А вот рыба ловилась хуже. Правда, Павел Андреевич не был специалистом по этой части, но видел, что другие рыбаки были куда удачливее. Он же мог часами сидеть на мостике, уставившись на неподвижный поплавок. Занятие это было нескучным и неутомительным, ибо ему было о чем подумать и вспомнить…

Это верно, что карьера его могла сложиться и успешнее. В столичной клинике, куда его направили сразу после мединститута, ему довольно скоро доверили серьезные операции на сердце у малышей. О молодом и перспективном детском кардиохирурге Бересклеве стали появляться публикации в газетах и специальных журналах. На пике славы он и познакомился с Екатериной Савельевой, дочерью известного профессора, работавшей в аппарате Министерства здравоохранения. Через полгода поженились. Родители ее неплохо относились к Павлу, тем более что понимали: дочь их не лучший подарок для нормальной семейной жизни. Взбалмошная, самолюбивая Екатерина могла и к рюмке приложиться, и истерику из-за пустяка устроить. Может быть переживала, что из-за грехов молодости не могла иметь детей. Но Павла она действительно любила и не собиралась кому-то отдавать. Однако пришлось. Как-то Бересклева попросили выступить на семинаре для региональных специа-листов. Во втором ряду сидела молодая женщина, на которую он сразу обратил внимание. Смуглянка слушала так, будто каждое слово лектора пронизывало ее душу. Синие восхищенные глаза ни на миг не ушли в сторону, пока Бересклев продолжал общаться с аудиторией. Когда лекция закончилась, Павел Андреевич сам подошел к синеглазой смуглянке.

— Вы хотели задать мне вопрос, но промолчали. Верно? – спросил он смущенную барышню. – У вас будет такая возможность вечером. Приглашаю вас поужинать…
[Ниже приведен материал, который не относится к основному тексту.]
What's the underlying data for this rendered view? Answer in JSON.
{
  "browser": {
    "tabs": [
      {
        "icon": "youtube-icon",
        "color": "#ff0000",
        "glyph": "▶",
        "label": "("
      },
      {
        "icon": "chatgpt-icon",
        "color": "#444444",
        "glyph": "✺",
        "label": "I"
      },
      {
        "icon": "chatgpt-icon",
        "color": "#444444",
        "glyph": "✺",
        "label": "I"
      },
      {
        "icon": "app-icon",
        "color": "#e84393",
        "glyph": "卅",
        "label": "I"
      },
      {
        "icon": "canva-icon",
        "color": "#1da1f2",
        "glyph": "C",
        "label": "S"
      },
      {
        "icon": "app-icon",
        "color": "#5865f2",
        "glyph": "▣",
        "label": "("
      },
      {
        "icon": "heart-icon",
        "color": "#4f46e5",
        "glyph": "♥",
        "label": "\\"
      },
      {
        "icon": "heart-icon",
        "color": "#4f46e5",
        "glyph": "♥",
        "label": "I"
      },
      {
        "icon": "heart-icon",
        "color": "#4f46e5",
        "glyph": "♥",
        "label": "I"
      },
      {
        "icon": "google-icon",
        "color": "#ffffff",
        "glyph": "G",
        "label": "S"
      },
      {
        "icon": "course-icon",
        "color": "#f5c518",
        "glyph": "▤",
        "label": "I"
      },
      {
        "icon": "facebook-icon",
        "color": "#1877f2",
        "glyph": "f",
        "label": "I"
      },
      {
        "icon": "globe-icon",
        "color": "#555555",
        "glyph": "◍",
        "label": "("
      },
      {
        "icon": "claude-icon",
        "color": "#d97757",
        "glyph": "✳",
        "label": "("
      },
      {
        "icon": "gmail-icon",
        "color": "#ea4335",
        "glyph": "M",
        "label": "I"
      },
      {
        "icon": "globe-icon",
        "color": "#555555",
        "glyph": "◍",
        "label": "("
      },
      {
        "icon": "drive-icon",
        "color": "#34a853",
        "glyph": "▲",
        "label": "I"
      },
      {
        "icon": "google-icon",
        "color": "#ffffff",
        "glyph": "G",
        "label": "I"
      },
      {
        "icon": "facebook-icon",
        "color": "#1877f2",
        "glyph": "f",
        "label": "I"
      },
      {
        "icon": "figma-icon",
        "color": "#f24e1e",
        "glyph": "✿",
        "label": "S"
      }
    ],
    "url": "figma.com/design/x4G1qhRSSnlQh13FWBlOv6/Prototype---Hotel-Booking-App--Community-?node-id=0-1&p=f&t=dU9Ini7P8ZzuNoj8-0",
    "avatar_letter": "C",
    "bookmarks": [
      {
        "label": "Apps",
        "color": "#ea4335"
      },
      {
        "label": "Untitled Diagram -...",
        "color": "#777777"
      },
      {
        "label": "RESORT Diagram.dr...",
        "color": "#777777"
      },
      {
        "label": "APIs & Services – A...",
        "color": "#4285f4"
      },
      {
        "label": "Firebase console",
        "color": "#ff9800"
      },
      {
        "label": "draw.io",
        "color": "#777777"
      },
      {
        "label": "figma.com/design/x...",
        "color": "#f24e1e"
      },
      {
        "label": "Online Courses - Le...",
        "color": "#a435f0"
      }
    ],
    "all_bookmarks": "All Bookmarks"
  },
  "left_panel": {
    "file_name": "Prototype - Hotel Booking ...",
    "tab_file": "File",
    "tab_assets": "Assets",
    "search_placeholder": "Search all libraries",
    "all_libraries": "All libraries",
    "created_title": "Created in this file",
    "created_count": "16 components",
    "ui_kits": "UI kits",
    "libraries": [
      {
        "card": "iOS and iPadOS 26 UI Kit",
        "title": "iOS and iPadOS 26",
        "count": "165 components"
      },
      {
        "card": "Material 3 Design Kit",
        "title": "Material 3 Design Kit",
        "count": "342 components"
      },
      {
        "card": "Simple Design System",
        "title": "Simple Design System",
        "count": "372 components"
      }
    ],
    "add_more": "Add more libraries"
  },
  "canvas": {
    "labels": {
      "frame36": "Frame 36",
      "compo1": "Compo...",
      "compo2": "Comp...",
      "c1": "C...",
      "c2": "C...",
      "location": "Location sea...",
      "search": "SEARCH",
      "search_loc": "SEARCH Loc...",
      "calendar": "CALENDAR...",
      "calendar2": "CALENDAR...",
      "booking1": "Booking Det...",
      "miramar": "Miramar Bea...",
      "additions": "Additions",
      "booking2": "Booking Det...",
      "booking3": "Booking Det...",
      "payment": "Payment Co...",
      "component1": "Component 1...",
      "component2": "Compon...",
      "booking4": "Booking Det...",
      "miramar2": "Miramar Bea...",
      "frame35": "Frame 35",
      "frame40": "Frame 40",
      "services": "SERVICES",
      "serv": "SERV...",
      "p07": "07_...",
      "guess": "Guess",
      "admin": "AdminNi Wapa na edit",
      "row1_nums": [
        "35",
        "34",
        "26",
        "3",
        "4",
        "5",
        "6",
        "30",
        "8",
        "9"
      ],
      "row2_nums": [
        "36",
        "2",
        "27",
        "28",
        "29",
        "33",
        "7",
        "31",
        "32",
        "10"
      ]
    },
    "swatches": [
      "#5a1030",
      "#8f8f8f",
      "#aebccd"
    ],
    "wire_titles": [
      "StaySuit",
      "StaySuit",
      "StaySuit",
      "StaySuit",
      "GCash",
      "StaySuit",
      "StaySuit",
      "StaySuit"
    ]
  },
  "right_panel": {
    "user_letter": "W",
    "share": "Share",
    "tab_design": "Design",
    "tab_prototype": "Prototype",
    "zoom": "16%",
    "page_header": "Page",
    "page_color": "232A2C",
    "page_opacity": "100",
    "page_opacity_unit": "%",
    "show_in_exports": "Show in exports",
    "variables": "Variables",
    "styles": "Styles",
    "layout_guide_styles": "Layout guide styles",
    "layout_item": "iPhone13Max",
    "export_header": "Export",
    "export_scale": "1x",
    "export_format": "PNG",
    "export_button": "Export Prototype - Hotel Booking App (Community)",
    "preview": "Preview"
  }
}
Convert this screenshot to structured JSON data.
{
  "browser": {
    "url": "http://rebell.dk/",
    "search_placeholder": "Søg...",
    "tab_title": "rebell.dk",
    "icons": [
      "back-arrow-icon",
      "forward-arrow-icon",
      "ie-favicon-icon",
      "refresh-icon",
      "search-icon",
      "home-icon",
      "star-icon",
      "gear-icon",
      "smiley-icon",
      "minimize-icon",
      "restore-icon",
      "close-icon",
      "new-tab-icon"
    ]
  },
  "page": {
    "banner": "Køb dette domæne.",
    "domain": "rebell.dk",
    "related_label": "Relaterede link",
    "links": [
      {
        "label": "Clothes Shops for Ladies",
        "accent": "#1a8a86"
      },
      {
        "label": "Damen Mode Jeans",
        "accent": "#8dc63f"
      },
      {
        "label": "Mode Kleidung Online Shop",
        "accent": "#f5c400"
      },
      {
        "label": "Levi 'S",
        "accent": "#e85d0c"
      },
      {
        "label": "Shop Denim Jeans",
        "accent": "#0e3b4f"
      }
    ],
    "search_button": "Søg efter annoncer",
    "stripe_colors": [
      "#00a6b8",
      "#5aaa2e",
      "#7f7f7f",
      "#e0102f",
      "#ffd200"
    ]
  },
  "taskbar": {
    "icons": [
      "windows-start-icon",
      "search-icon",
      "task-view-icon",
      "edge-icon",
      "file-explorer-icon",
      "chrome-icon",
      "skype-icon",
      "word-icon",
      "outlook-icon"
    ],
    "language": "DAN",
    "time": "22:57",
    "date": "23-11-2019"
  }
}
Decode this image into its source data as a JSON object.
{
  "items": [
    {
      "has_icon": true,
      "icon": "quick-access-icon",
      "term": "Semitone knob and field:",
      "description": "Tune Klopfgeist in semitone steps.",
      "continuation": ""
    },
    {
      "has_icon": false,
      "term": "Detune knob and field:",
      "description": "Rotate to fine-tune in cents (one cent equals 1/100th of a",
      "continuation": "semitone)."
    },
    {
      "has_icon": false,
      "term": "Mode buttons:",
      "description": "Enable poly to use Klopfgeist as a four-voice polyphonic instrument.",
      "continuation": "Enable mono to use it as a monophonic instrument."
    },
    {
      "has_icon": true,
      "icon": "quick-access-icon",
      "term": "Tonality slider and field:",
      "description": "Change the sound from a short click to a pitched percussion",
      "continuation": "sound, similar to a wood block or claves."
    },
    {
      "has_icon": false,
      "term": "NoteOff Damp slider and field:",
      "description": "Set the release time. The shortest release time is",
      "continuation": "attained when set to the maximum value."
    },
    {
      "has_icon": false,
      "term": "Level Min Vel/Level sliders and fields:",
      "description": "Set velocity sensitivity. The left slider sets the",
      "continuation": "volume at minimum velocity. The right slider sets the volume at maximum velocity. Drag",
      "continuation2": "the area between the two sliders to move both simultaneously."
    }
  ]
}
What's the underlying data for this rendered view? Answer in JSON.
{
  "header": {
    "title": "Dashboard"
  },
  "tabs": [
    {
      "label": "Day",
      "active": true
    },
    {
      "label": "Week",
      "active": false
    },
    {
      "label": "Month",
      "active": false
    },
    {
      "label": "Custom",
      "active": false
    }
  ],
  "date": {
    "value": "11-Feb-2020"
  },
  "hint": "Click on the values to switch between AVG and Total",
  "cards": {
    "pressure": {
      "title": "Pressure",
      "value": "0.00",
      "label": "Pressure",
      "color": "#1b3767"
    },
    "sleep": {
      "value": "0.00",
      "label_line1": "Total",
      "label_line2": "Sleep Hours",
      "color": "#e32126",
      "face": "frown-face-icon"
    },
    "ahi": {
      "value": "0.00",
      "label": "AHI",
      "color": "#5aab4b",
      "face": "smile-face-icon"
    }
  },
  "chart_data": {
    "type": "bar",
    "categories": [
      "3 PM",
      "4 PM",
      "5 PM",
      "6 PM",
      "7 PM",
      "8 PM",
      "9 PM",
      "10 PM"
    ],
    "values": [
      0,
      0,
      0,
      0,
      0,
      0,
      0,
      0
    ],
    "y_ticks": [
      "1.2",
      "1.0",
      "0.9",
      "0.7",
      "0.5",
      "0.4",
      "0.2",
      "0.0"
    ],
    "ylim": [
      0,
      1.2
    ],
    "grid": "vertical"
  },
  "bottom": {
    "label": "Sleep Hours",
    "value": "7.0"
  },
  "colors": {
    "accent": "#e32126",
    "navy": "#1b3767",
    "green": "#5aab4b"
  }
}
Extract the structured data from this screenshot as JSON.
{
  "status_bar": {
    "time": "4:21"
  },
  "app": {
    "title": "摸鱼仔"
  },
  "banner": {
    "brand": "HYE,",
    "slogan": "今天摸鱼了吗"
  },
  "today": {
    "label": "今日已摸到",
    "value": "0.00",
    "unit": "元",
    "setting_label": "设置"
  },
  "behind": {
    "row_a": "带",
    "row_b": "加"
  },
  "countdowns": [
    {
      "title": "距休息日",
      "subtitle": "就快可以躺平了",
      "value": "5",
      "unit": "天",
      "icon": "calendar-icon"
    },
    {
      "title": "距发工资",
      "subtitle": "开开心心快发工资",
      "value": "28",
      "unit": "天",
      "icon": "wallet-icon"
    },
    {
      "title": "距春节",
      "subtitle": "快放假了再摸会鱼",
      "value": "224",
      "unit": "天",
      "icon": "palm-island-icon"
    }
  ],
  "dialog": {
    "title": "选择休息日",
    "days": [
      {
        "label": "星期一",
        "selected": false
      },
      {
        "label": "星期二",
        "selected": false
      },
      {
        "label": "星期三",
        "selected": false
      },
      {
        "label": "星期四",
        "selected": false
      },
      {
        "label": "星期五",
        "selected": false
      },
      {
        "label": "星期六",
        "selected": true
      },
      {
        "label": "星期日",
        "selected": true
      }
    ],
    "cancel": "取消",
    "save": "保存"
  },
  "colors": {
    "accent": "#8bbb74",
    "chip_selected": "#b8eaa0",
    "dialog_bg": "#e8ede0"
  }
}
Роман детского кардиохирурга и молодого терапевта был бурным и ярким настолько, что скрывать его от жены Павел Андреевич и не собирался. Но было ясно, что оставаться на прежней работе и жить в столице ему больше не придется. Екатерина Савельева чинила скандал за скандалом. И тогда Бересклев уехал к Лидии в областной центр, где его с охотой приняли в лучшей клинике. Жили дружно. Даже неудачные попытки Лидии родить не могли помешать их теплым отношениям. Лечилась она старательно, но беда пришла с другой стороны. Невесть откуда взявшаяся болезнь крови скосила молодую женщину за полгода. Она тихо ушла из жизни в одной из австрийских клиник, куда отвез ее отчаявшийся Бересклев.

Больше года Павел Андреевич не мог прикоснуться к другой женщине, но глубокая рана мало-помалу затягивалась. Сам особой инициативы не проявлял, но иногда во время ночных дежурств уединялся в своем кабинете с теми из сестричек, кто давал понять, что им это не в тягость.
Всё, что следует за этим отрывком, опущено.